Public Space no. 44 to no. 47

These paintings were created in continuity with the King Lear series. They are part of what I could call an architecture of desire. They explore impulses and desires in evocative manner. The public space is an analogy for the individual’s desire to define him or herself. The characters are faced with an Other that surpasses them. An inner drama plays itself out in the cold public space.

Public Space no. 48

This painting was commissioned by the Revue Liberté, a Montreal cultural publication. The theme of the fall 2012 issue was a reflection on Stephen Harper’s heritage. The first thing that came to my mind is the strained relation the Canadian Prime Minister has developed with the House of Commons. This historical canadian institution is being transformed from its traditional public space, lieu of rational debate, into a tool for ideological manipulation. Parliament is here represented as a decor and the PM is a transparent speaker, the ghost of democracy.
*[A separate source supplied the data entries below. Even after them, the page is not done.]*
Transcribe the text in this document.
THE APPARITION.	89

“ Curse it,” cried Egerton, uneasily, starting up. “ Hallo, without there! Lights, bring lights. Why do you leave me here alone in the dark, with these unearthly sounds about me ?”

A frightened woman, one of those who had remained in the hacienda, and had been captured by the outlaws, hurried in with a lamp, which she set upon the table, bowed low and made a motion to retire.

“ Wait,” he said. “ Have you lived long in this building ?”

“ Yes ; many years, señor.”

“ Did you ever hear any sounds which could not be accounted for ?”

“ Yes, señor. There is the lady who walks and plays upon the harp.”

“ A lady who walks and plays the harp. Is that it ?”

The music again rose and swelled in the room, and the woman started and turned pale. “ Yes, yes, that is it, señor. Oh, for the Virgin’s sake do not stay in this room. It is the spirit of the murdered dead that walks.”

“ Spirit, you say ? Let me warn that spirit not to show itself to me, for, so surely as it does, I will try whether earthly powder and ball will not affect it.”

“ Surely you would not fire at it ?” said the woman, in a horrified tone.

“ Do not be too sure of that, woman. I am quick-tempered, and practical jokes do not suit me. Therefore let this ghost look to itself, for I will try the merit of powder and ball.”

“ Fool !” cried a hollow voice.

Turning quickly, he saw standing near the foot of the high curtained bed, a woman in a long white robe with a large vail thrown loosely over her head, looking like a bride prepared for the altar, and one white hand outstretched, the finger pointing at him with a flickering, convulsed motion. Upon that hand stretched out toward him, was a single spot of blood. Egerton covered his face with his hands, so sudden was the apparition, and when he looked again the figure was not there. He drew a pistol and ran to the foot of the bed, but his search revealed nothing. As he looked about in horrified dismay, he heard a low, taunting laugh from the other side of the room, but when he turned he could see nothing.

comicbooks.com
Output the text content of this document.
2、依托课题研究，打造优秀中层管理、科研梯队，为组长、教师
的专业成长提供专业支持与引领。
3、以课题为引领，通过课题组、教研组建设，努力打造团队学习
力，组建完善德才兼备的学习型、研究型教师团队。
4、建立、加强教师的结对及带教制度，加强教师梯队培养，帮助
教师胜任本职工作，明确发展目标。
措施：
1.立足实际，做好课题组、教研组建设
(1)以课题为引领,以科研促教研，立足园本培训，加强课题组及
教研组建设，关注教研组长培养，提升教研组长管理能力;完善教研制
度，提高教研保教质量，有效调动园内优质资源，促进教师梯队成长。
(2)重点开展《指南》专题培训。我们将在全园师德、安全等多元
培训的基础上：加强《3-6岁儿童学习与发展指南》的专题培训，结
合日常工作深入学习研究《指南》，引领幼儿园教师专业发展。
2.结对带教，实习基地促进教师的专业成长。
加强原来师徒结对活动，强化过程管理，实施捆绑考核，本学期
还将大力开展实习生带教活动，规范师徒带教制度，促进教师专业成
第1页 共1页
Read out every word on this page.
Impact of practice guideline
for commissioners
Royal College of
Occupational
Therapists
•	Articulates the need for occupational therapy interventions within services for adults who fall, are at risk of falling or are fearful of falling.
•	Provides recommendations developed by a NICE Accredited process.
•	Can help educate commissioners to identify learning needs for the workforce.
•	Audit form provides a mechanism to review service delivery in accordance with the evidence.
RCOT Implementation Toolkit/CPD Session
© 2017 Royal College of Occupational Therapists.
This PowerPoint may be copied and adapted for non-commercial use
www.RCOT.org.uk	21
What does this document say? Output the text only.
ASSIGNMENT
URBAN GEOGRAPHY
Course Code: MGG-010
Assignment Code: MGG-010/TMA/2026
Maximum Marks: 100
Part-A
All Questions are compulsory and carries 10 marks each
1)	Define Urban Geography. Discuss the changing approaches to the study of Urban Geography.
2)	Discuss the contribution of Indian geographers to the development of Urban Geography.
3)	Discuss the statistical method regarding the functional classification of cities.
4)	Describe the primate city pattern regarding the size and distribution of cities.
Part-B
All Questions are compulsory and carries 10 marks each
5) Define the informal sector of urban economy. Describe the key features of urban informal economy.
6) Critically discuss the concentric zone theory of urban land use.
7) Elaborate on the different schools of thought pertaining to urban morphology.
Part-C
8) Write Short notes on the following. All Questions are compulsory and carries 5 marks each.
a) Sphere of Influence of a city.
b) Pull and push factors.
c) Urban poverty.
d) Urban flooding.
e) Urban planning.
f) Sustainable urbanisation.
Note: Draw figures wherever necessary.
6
For their recent change in format and design make-over, the magazine who celebrated its 50th birthday recently, called on Éric de Larochellière, artistic director of Le Quartanier publishing house. It is he who decided to incorporate images in the publication, including a color artwork on the cover.

The Actress

This image is inspired by the play Douleur Exquise by Brigitte Haentjens presented at Espace Go theater in 2010. In this play, an actress (Anne-Marie Cadieux) repeats a story over and over again, the story of a cruel break-up. Told with great suffering and energy, the story is gradually emptied of its pathos to become in the end an anecdote related in a monotone voice. At the time, I was working on King Lear and was impressed by this lonely character. The actress makes an emotional striptease, empties herself of all this pain and fills the stage with her invectives, like colored viscera. A french word came to my mind, a psychoanalytical term : extimité, a play on the word intimacy, it is the desire to make visible certain aspects of private life. This aspect of the show, between intimacy and theater allows me to continue to explore an idea at the center of the King Lear series : a confrontation between the individual conscience, explicited by the theater persona, and a fragmented, post-modern view of the self.

The Apocalypse

This painting is based on the term Apocalypse, a greek word that translates as unveiling. Like the literary genre of apocalyptic literature, it is characterized by the use of allegory and symbolism. The term is used here in its literal meaning, the characters in this show are playing the moment before this unveiling. Unveiling of what? God only knows. I wanted to evoke the strong imprint on our culture of the Judaeo-Christian concept of the end of time, our fascination with the end of the world. We are here spectators of the Last Judgment… Unless this is hell… God only knows.